Cross domain Persistent Monitoring for Hybrid Aerial Underwater Vehicles
A single Deep Reinforcement Learning policy controls hybrid drones using both Lidar and Sonar data.
A research team from Brazilian institutions including Ricardo B. Grando, Victor A. Kich, and colleagues has published a groundbreaking paper on "Cross domain Persistent Monitoring for Hybrid Aerial Underwater Vehicles." The work addresses a significant robotics challenge: creating autonomous systems that can seamlessly operate in both aerial and underwater environments. Hybrid Unmanned Aerial Underwater Vehicles (HUAUVs) represent a new class of platforms capable of applications like infrastructure inspection, environmental mapping, and search and rescue in coastal or maritime disaster scenarios. However, developing control methodologies has been difficult due to the radically different dynamics and sensor requirements between air (using Lidar) and water (using Sonar).

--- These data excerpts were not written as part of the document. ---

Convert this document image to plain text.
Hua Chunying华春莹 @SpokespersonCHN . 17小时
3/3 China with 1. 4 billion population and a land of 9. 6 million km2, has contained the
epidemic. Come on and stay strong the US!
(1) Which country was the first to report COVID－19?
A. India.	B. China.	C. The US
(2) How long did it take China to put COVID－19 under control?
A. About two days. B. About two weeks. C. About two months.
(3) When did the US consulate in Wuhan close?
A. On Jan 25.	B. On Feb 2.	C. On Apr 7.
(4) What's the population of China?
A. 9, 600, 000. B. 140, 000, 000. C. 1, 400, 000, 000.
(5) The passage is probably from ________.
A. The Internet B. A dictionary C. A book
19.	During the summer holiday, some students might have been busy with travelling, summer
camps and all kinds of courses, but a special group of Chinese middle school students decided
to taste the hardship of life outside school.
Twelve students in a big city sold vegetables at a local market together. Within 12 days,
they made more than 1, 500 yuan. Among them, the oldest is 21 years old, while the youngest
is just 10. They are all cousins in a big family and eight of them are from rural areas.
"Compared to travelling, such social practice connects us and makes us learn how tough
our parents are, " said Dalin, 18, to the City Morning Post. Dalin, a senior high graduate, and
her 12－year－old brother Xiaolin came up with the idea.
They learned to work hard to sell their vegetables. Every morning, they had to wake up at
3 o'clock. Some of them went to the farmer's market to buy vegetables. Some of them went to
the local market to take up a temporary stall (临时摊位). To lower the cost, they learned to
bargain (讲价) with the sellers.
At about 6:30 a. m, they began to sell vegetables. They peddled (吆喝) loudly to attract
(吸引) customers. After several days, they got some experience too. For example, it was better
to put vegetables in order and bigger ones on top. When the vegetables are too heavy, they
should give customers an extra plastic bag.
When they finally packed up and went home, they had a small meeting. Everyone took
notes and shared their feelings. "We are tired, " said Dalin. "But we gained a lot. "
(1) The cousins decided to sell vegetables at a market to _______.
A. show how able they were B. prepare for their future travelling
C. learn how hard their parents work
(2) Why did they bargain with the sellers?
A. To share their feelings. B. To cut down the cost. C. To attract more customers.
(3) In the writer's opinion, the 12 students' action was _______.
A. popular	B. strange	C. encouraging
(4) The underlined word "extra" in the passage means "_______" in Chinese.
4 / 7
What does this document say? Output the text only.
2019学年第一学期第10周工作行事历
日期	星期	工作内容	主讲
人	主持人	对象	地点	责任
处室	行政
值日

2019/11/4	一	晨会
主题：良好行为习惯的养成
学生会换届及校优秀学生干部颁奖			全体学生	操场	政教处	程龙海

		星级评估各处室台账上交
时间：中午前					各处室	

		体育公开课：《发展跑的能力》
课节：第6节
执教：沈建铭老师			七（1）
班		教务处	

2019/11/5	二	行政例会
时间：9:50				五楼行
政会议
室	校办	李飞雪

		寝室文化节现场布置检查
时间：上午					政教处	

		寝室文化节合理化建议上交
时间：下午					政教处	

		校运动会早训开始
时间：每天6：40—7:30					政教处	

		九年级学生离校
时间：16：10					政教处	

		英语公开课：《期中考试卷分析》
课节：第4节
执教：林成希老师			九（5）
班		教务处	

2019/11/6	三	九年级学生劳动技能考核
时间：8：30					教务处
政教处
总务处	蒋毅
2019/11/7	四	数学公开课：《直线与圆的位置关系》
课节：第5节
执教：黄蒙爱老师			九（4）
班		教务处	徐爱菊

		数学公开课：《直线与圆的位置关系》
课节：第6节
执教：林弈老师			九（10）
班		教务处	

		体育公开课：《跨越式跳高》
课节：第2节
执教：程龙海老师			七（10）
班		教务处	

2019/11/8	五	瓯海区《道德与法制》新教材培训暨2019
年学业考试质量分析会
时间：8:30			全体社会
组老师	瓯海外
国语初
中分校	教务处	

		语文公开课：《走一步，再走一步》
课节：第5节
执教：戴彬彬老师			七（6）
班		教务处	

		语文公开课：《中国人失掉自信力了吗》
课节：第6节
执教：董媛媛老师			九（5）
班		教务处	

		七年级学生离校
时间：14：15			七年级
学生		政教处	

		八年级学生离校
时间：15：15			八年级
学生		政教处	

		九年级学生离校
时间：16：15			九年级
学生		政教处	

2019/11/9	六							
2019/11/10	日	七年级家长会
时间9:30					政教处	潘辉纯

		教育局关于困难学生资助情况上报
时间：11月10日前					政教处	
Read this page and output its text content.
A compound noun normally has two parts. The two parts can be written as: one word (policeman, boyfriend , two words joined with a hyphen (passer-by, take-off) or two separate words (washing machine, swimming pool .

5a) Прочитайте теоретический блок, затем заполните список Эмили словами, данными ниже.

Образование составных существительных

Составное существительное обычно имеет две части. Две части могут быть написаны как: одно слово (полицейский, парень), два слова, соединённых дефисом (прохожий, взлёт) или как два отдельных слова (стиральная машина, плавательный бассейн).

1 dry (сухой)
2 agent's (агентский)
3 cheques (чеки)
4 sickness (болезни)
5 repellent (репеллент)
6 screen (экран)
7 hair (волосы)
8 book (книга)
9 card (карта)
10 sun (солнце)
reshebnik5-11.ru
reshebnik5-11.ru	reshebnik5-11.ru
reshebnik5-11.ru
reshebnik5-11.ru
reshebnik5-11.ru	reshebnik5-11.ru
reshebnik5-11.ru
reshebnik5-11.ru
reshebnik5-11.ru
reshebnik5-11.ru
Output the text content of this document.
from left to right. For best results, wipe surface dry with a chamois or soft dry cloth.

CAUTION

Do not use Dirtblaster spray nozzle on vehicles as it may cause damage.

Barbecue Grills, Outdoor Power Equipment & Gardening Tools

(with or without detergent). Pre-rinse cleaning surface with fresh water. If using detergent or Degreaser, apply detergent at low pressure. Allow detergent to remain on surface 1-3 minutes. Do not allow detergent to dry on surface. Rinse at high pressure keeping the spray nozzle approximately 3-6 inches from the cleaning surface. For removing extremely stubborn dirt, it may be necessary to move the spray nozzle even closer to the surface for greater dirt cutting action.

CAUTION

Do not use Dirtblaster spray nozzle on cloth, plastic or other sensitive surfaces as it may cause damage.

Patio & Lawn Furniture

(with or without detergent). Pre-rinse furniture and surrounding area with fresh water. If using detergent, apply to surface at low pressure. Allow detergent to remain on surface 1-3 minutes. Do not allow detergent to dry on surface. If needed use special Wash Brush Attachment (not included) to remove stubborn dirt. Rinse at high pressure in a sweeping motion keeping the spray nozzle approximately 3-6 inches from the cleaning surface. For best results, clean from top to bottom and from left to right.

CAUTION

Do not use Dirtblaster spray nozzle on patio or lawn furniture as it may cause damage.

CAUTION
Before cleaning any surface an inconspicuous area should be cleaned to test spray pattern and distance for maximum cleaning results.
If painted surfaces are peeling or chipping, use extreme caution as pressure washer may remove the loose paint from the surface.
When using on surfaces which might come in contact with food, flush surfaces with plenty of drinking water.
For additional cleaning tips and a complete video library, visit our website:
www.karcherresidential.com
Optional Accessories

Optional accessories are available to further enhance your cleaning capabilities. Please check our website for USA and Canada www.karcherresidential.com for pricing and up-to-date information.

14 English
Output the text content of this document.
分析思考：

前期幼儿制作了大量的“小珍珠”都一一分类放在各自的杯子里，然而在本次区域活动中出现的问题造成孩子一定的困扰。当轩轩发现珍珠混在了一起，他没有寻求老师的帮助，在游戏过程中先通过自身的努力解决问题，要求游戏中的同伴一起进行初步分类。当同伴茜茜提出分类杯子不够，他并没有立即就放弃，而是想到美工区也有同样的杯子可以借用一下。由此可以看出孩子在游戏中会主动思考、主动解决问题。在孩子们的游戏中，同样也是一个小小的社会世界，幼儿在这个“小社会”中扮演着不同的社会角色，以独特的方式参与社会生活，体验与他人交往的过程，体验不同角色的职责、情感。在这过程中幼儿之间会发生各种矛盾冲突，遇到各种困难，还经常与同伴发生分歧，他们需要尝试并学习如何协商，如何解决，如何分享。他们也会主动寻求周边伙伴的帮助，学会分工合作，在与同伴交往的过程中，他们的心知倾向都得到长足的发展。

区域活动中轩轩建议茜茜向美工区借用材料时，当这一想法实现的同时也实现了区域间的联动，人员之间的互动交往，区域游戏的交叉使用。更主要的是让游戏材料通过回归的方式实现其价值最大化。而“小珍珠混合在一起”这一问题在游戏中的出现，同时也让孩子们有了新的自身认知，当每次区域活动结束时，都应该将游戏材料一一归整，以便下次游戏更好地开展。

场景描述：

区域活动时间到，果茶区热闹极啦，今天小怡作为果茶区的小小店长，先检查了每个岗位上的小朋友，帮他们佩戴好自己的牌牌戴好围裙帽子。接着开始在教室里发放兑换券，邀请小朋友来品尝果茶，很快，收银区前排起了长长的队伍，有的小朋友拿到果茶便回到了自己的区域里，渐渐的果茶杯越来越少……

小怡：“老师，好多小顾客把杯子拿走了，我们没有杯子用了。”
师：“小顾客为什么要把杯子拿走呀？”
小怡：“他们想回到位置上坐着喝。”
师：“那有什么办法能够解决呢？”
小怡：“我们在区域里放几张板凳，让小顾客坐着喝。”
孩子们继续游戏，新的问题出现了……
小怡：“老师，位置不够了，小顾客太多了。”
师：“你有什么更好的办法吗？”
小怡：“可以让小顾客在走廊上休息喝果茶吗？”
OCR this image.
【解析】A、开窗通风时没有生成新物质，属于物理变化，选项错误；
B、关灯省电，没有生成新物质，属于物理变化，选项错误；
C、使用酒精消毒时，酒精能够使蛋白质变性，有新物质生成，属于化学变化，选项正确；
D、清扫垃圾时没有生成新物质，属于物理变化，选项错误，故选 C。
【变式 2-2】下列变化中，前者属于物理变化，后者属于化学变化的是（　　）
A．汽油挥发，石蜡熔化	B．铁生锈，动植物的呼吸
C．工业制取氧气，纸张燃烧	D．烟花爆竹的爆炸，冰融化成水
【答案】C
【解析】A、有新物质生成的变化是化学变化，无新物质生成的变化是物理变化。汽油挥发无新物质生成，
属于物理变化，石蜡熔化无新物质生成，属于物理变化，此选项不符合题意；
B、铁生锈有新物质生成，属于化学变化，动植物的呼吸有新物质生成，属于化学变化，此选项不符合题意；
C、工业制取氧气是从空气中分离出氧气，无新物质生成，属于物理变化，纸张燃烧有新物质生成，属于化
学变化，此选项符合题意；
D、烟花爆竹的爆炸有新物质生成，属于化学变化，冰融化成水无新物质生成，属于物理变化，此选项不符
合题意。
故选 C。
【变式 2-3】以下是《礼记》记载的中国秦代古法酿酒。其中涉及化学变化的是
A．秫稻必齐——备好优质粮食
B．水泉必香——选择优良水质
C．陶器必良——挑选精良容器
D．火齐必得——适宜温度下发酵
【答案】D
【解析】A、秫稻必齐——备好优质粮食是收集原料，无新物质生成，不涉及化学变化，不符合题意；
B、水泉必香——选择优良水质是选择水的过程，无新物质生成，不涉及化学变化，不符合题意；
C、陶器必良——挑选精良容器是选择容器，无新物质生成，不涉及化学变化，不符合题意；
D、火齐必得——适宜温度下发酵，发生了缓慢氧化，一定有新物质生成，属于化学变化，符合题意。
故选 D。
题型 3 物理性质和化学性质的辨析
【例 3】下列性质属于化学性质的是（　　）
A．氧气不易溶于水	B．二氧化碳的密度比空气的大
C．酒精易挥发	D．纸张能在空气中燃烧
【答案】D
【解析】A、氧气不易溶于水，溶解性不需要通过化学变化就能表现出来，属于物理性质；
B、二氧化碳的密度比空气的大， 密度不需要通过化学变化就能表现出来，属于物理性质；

The team's technical breakthrough involves combining Deep Reinforcement Learning (DRL) with Transfer Learning to enable cross-domain adaptability. They developed a shared DRL architecture that trains on both Lidar sensor data for aerial navigation and Sonar data for underwater operation, demonstrating that a single, unified AI policy can effectively control the vehicle in both domains. The framework is designed to handle environmental uncertainty and track multiple mobile targets, laying the groundwork for scalable autonomous monitoring solutions. This research, accepted to the Brazilian Conference on Robotics 2026, represents a major step toward versatile robotic systems that can transition between mediums without needing completely separate control systems, potentially revolutionizing maritime surveillance, offshore infrastructure maintenance, and environmental monitoring.
- Uses a unified Deep Reinforcement Learning policy trained on both Lidar (air) and Sonar (water) data
- Enables Hybrid Unmanned Aerial Underwater Vehicles (HUAUVs) to perform persistent monitoring across domains
- Handles environmental uncertainty and tracks multiple mobile targets for applications like search & rescue
Why It Matters
Enables single autonomous systems for maritime surveillance, offshore inspections, and disaster response without domain switches.